Brookfield’s Davis said the specifics of future fish passage measures at Shawmut would be revealed in the future, when FERC issues a new license for the dam, whose current license expires at the end of January 2022. He said opponents had confounded the company’s efforts to construct and improve fish passages on the lower Kennebec through their opposition to design plans.

“Over the last 20 years, many of these groups have acted with little consideration of the economic or community impacts that would come with their desired outcome,” he said via email.

He said the company supported “the laudable goals of the state of Maine to reduce carbon emissions” and believed Shawmut, Lockwood and the other dams “will remain critical to a balanced path to achievement of these goals.”


However, NRCM, which champions climate change action, backs decommissioning of at least some of the dams and is one of the groups intending to sue Brookfield.

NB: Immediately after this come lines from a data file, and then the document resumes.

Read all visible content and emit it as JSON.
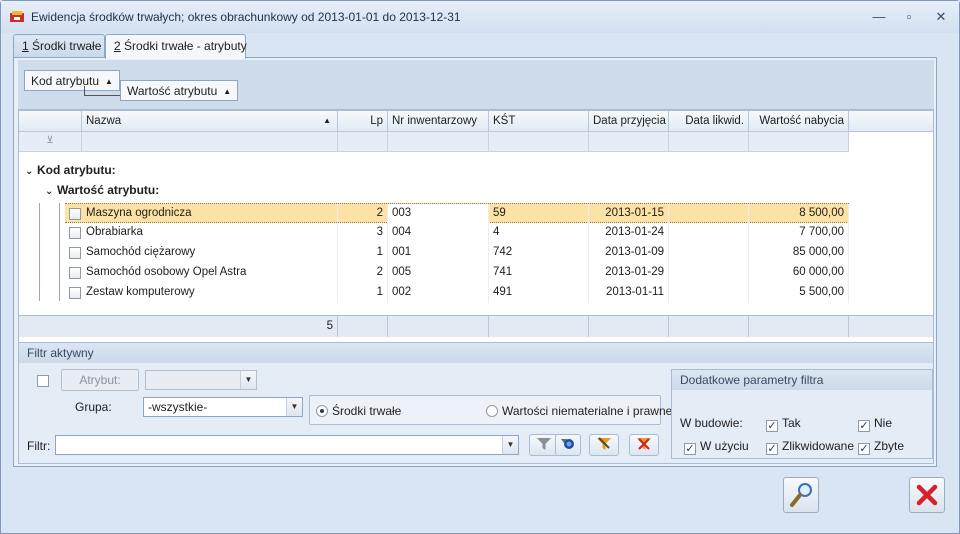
{
  "window": {
    "title": "Ewidencja środków trwałych; okres obrachunkowy od 2013-01-01 do 2013-12-31",
    "minimize": "—",
    "maximize": "▫",
    "close": "✕"
  },
  "tabs": [
    {
      "num": "1",
      "label": " Środki trwałe"
    },
    {
      "num": "2",
      "label": " Środki trwałe - atrybuty"
    }
  ],
  "grouping": {
    "chip1": "Kod atrybutu",
    "chip2": "Wartość atrybutu"
  },
  "grid": {
    "columns": [
      "Nazwa",
      "Lp",
      "Nr inwentarzowy",
      "KŚT",
      "Data przyjęcia",
      "Data likwid.",
      "Wartość nabycia"
    ],
    "group1_label": "Kod atrybutu:",
    "group2_label": "Wartość atrybutu:",
    "rows": [
      {
        "nazwa": "Maszyna ogrodnicza",
        "lp": "2",
        "nr": "003",
        "kst": "59",
        "data_przyjecia": "2013-01-15",
        "data_likwid": "",
        "wartosc": "8 500,00"
      },
      {
        "nazwa": "Obrabiarka",
        "lp": "3",
        "nr": "004",
        "kst": "4",
        "data_przyjecia": "2013-01-24",
        "data_likwid": "",
        "wartosc": "7 700,00"
      },
      {
        "nazwa": "Samochód ciężarowy",
        "lp": "1",
        "nr": "001",
        "kst": "742",
        "data_przyjecia": "2013-01-09",
        "data_likwid": "",
        "wartosc": "85 000,00"
      },
      {
        "nazwa": "Samochód osobowy Opel Astra",
        "lp": "2",
        "nr": "005",
        "kst": "741",
        "data_przyjecia": "2013-01-29",
        "data_likwid": "",
        "wartosc": "60 000,00"
      },
      {
        "nazwa": "Zestaw komputerowy",
        "lp": "1",
        "nr": "002",
        "kst": "491",
        "data_przyjecia": "2013-01-11",
        "data_likwid": "",
        "wartosc": "5 500,00"
      }
    ],
    "footer_count": "5"
  },
  "filter": {
    "title": "Filtr aktywny",
    "atrybut_button": "Atrybut:",
    "grupa_label": "Grupa:",
    "grupa_value": "-wszystkie-",
    "radio_srodki": "Środki trwałe",
    "radio_wartosci": "Wartości niematerialne i prawne",
    "filtr_label": "Filtr:",
    "filtr_value": ""
  },
  "extra": {
    "title": "Dodatkowe parametry filtra",
    "w_budowie": "W budowie:",
    "tak": "Tak",
    "nie": "Nie",
    "w_uzyciu": "W użyciu",
    "zlikwidowane": "Zlikwidowane",
    "zbyte": "Zbyte"
  }
}
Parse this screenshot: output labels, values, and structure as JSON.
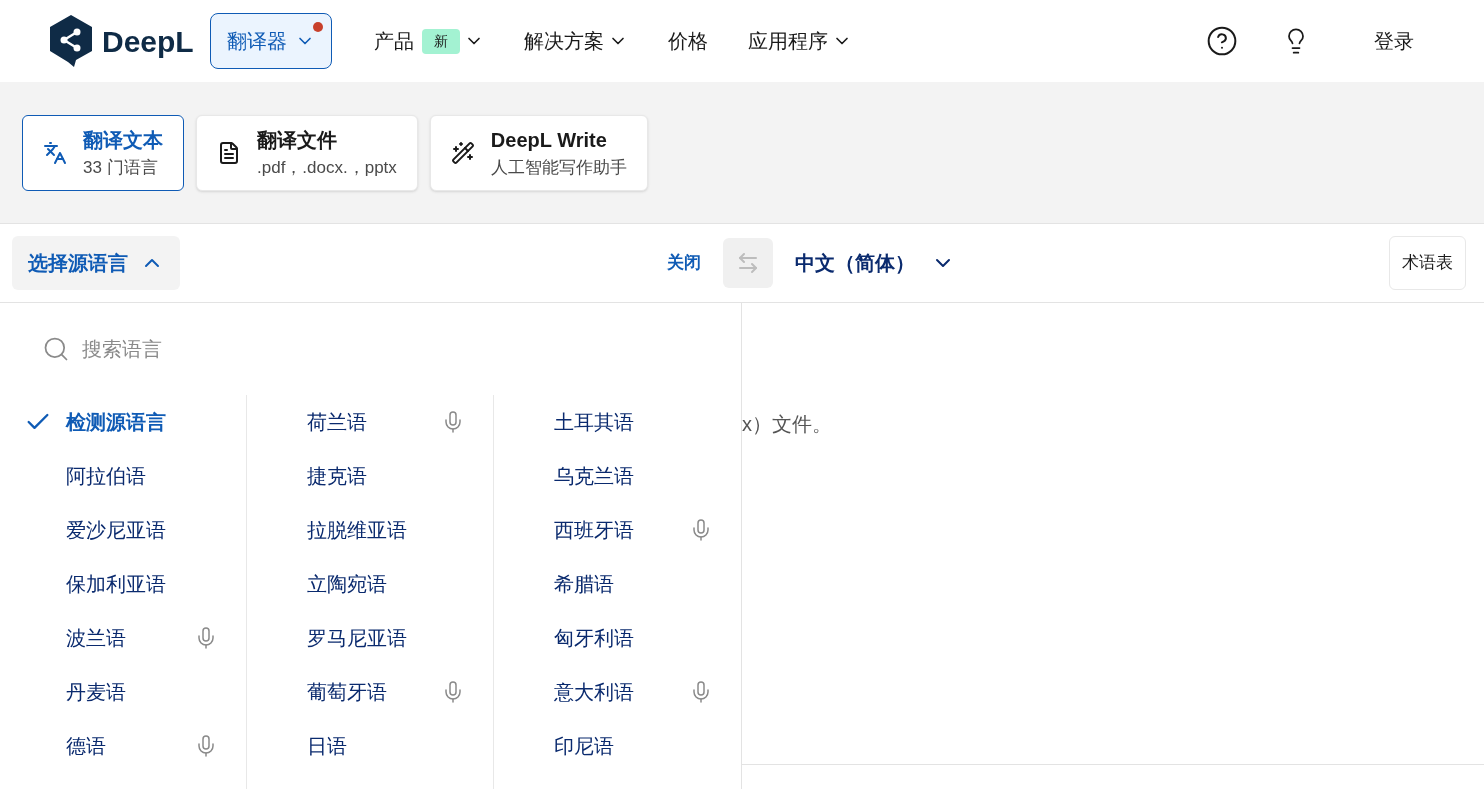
{
  "header": {
    "logo": "DeepL",
    "translator_menu": {
      "label": "翻译器",
      "notification": true
    },
    "nav": [
      {
        "label": "产品",
        "badge": "新",
        "dropdown": true
      },
      {
        "label": "解决方案",
        "dropdown": true
      },
      {
        "label": "价格",
        "dropdown": false
      },
      {
        "label": "应用程序",
        "dropdown": true
      }
    ],
    "login": "登录"
  },
  "tools": [
    {
      "kind": "text",
      "title": "翻译文本",
      "subtitle": "33 门语言",
      "selected": true
    },
    {
      "kind": "document",
      "title": "翻译文件",
      "subtitle": ".pdf，.docx.，pptx",
      "selected": false
    },
    {
      "kind": "write",
      "title": "DeepL Write",
      "subtitle": "人工智能写作助手",
      "selected": false
    }
  ],
  "language_bar": {
    "source": {
      "label": "选择源语言",
      "expanded": true
    },
    "close": "关闭",
    "target": "中文（简体）",
    "glossary": "术语表"
  },
  "dropdown": {
    "search_placeholder": "搜索语言",
    "columns": [
      [
        {
          "name": "检测源语言",
          "selected": true,
          "voice": false
        },
        {
          "name": "阿拉伯语",
          "selected": false,
          "voice": false
        },
        {
          "name": "爱沙尼亚语",
          "selected": false,
          "voice": false
        },
        {
          "name": "保加利亚语",
          "selected": false,
          "voice": false
        },
        {
          "name": "波兰语",
          "selected": false,
          "voice": true
        },
        {
          "name": "丹麦语",
          "selected": false,
          "voice": false
        },
        {
          "name": "德语",
          "selected": false,
          "voice": true
        }
      ],
      [
        {
          "name": "荷兰语",
          "selected": false,
          "voice": true
        },
        {
          "name": "捷克语",
          "selected": false,
          "voice": false
        },
        {
          "name": "拉脱维亚语",
          "selected": false,
          "voice": false
        },
        {
          "name": "立陶宛语",
          "selected": false,
          "voice": false
        },
        {
          "name": "罗马尼亚语",
          "selected": false,
          "voice": false
        },
        {
          "name": "葡萄牙语",
          "selected": false,
          "voice": true
        },
        {
          "name": "日语",
          "selected": false,
          "voice": false
        }
      ],
      [
        {
          "name": "土耳其语",
          "selected": false,
          "voice": false
        },
        {
          "name": "乌克兰语",
          "selected": false,
          "voice": false
        },
        {
          "name": "西班牙语",
          "selected": false,
          "voice": true
        },
        {
          "name": "希腊语",
          "selected": false,
          "voice": false
        },
        {
          "name": "匈牙利语",
          "selected": false,
          "voice": false
        },
        {
          "name": "意大利语",
          "selected": false,
          "voice": true
        },
        {
          "name": "印尼语",
          "selected": false,
          "voice": false
        }
      ]
    ]
  },
  "target_text": "x）文件。"
}
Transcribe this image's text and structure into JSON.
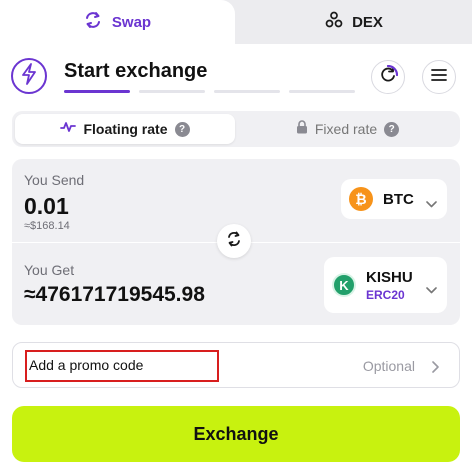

Mahoney said the suit will be filed in federal court, almost certainly in Maine, sometime after the 60-day notice period ends in late July. “You have a fall downriver migration in October and into early November where the juvenile salmon run into problems with the dams,” he added. “It means there’s an urgency to this for sure.”


In a separate development this week, Brookfield was dealt a major setback involving its dams on the Union River in eastern Maine. The Board of Environmental Protection voted to uphold the Maine Department of Environmental Protection’s March 2020 decision to deny water quality certification for the Ellsworth Hydroelectric Project, which consists of two dams: the Ellsworth Dam and the Graham Lake Dam. The project’s FERC license expired in 2018 and it is operating under a recurring annual license, but without the certification from the state, Brookfield cannot get it renewed.

The state says Brookfield isn’t maintaining an environment in Graham Lake and Leonard Lake that is suitable for aquatic life. In a statement, Brookfield Renewable said it would seek legal and regulatory options to obtain water quality certification from the state for the Ellsworth area dams and “ensure continued generation of renewable energy for the long-term.”